In his introduction, Kean attempts to explain his approach: “Unlike other histories of the Nazi atomic bomb, this story focuses on the Allies – putting us directly into the minds of the men and women confronted with, perhaps, the ultimate mission. Much of what follows comes from previously unpublished or overlooked sources, which provide new insight into some of the war’s most fascinating yet unheralded characters. Naturally, all the missions were top-secret. Those who volunteered for them often had dark motivations for doing so. In some cases they spent as much energy fighting each other as they did the enemy. But if they couldn’t shake their personal demons, they never flinched when facing down the Nazi threat.”
Kean shies away from any heroic portraits. His characterizations are far more complex and revealing. He prompts us to question the enormity of forces that affect human behavior, rather than relying on stale and sanitized stereotypes of heroism.
Kean spends a great deal of time explaining the race to make a bomb. He shows us the various tests the scientists carried out in the effort to achieve nuclear fission, and the steps they took after enriching uranium. He explains what it took to build a nuclear reactor. The Germans were beginning to work on all of this two years before the Manhattan Project started. The Germans realized they would need heavy water to accomplish their task. This proved daunting. But when they acquired some, the renegade team of Allies commanded by Col. Pash began thinking about how they could steal it. They accomplished the mission only after several failed attempts.
Kean delves deep into the history of the entire atomic project, beginning with exquisitely clear explanations of Irene Curie and Frederic Joliet’s work studying radioactive atoms in 1935, for which they won a Nobel Prize. Things were moving fast. No one had heard of uranium fission before January 1939, and within a year, 100 papers were written about it. The Allies never stopped worrying that the Germans would get the bomb before them. They were particularly worried about French scientists who helped the Germans or allowed their laboratories to be used by others for research purposes. Everything hung in the balance, and Kean captures the instability that seemed to grow exponentially. Almost as a backdrop, Kean chronicles the battles being won and lost and the endless deaths that were accumulating on both sides. Slowly, he shows us how things began to swing in our favor. But it was so close, closer than most of us realize.

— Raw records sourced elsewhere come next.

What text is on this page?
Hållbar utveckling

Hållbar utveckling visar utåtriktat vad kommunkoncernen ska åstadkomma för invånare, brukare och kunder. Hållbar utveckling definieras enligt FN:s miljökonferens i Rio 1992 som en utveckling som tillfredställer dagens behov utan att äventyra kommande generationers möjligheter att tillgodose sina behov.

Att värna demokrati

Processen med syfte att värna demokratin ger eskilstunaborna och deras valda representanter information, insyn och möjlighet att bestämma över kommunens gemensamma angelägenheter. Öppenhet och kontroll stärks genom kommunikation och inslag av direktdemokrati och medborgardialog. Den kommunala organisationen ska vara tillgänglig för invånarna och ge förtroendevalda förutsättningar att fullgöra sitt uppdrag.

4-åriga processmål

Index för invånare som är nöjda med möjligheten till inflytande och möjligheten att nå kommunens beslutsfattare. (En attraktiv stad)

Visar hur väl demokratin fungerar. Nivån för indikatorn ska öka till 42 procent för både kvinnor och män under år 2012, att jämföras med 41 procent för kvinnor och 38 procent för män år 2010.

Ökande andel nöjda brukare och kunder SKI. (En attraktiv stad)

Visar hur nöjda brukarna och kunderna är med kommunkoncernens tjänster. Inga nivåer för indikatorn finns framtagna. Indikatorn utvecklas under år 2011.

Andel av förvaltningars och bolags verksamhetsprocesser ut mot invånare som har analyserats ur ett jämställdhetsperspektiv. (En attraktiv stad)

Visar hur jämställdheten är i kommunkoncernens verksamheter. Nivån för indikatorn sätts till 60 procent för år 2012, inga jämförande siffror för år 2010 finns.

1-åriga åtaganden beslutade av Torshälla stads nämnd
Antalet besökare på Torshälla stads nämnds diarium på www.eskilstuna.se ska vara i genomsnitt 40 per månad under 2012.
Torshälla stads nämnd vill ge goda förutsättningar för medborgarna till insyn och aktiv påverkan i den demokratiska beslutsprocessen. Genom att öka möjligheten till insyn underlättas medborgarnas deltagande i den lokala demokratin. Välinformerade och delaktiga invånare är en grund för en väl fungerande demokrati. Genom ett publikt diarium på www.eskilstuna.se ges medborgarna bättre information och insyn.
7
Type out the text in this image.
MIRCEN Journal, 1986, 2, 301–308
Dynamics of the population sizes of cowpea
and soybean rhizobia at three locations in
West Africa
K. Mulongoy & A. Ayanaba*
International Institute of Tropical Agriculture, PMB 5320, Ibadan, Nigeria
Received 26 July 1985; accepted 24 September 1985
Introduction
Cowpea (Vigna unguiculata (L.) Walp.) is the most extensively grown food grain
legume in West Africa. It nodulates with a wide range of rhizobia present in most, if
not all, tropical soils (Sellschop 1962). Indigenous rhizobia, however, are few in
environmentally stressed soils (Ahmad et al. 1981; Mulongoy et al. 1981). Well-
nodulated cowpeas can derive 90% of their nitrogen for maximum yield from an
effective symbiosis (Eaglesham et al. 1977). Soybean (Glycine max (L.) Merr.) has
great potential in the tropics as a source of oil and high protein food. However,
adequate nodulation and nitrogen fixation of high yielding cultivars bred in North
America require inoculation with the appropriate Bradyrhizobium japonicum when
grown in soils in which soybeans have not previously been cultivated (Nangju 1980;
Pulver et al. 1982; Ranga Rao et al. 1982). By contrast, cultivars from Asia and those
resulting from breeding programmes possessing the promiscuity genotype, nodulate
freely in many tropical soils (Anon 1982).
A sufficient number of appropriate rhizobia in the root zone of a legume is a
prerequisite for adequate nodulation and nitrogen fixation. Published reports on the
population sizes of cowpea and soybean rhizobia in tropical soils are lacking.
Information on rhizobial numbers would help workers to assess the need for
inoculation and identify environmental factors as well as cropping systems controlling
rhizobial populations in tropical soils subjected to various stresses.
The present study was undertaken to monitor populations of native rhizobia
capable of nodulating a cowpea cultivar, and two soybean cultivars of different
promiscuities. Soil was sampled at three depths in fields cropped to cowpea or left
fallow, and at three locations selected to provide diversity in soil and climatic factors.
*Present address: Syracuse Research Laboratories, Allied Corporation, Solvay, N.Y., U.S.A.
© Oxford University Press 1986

Kean is on the verge of the transcendent throughout as he chronicles the lives of a bunch of renegade scientists and spies willing to do almost anything to stop the Nazi threat. His characters share a certain determination, obsessiveness and recklessness that somehow binds them. In doing so, he touches upon a certain majesty of being that runs through large chunks of humanity, though Kean would probably not make that sort of connection himself. However, that quality it is evident on every page of this magical work.